Girl Scouts of Western Ohio, which serve 32 counties up and down the I-75 corridor, have a strong response to the recent name change at the Boys Scouts of America.
“We’re interested to hear that Boy Scouts has slightly altered its name and invested in a new brand identity—but what we really want to know more about is the programming,” said Katelyn Scott, communications and marketing team lead, for the Girl Scouts of Western Ohio. “Have they invested in creating uniquely effective programming for girls? Because at Girl Scouts, for the past century we’ve been acutely focused on dispelling gender stereotypes and creating a space exclusively for girls to learn and grow—a ‘room of one’s own’ for them, so to speak.”
The BSA announced in October its intention to allow girls to join the Cub Scouts and earn the rank of Eagle Scout for the first time in the group’s history. On Wednesday the organization made it official that it was dropping the “boy” from Boy Scouts.
In a written statement BSA said “dropping the boy” in Scouts will allow boys or girls to simply identify themselves as scouts without referring to gender. The group will become Scouts BSA starting in February 2019.
“As we enter a new era for our organization, it is important that all youth can see themselves in Scouting in every way possible. That is why it is important that the name for our Scouting program for older youth remain consistent with the single name approach used for the Cub Scouts,” Michael Surbaugh, Chief Scout Executive of the BSA noted in the statement. “Starting in February 2019, the name of the older youth program will be ‘Scouts BSA,’ and the name of our iconic organization will continue to be Boy Scouts of America.”
Scott said that the Girls Scouts “are determined as ever to stay on this path (creating spaces for girls), so that more girls, through Girl Scouting, gain confidence, seek challenges, and become active decision-makers and proficient problem-solvers to the greatest degree possible—and frankly, are better equipped to navigate a world that is still, regrettably, a ‘man’s world.’”
Girl Scouts are deploying a long-term, agile growth strategy to provide girls with what they need more effectively than any other organization in a changing, competitive marketplace, Scott said.
“Girl Scouts has been delivering the best in girl leadership and healthy development for over 100 years, and the organization taps expertise from the Girl Scout Research Institute to set its strategic direction,” she said.

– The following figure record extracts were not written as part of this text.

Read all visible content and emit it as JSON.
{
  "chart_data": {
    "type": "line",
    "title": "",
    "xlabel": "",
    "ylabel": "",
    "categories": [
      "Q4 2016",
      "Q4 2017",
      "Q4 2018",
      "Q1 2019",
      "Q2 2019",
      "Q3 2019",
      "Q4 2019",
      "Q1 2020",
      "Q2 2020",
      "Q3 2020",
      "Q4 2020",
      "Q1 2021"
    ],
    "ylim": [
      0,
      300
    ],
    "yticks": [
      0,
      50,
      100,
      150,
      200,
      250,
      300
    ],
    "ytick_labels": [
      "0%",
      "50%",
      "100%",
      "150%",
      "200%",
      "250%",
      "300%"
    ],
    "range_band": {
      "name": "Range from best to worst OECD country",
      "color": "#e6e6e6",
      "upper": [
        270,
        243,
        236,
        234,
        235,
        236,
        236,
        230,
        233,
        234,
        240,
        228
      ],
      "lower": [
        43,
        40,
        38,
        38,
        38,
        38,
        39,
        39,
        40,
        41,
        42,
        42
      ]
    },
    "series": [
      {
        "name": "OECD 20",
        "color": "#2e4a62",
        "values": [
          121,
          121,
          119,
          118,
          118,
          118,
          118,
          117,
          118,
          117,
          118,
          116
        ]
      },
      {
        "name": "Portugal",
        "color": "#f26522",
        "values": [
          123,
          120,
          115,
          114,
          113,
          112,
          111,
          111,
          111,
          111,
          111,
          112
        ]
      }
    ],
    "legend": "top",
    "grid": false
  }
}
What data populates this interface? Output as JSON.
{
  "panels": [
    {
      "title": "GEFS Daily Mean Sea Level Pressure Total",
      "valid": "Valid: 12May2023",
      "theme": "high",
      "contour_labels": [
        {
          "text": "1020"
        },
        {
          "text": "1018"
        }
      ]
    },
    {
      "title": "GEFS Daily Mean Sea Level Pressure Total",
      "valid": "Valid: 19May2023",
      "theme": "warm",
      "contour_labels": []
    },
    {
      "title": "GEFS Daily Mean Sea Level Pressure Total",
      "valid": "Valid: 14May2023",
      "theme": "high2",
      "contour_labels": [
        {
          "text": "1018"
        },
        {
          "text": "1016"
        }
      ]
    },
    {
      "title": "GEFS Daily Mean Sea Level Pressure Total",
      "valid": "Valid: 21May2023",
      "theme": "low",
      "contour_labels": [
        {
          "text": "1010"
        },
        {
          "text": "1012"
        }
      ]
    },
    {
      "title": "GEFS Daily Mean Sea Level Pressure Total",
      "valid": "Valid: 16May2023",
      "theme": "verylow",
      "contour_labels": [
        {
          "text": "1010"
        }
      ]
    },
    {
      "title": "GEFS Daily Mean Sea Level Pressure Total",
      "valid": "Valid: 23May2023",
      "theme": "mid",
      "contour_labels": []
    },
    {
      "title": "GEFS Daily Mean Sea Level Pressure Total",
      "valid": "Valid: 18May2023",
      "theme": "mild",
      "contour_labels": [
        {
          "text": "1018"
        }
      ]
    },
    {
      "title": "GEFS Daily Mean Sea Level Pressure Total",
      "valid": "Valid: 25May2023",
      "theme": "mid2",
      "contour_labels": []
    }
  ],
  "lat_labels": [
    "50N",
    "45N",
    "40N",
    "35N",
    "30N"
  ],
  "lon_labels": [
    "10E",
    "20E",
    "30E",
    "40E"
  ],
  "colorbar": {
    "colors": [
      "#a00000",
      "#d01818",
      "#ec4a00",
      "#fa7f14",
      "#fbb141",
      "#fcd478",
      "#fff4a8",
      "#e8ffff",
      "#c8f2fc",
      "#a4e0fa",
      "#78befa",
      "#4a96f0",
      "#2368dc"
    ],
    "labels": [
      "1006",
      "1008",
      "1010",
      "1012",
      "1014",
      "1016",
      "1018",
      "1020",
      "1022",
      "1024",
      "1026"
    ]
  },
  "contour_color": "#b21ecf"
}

Moving towards the 2018-2019 membership year, the organization will continue to focus on serving all girls and help break down barriers girls have to participation in Girl Scouts.
“The number we really focus on each year is the effectiveness of our program through outcome evaluation. We will continue to make quality programming a priority as we focus on our four program pillars: Entrepreneurship, Life Stills, Outdoor and STEM,” Scott said.
Leaving the “Girl” in Girl Scouts will always be something that those interested in the 106-year-old organization can count on.
“We are proud of the ‘Girl’ in Girl Scouts. Since our inception, Girl Scouts has put girls front and center, ensuring that everything we do is with their best interests in mind and equips them to be the fearless leaders and change-makers our more than 50 million alums prove themselves to be,” Scott said.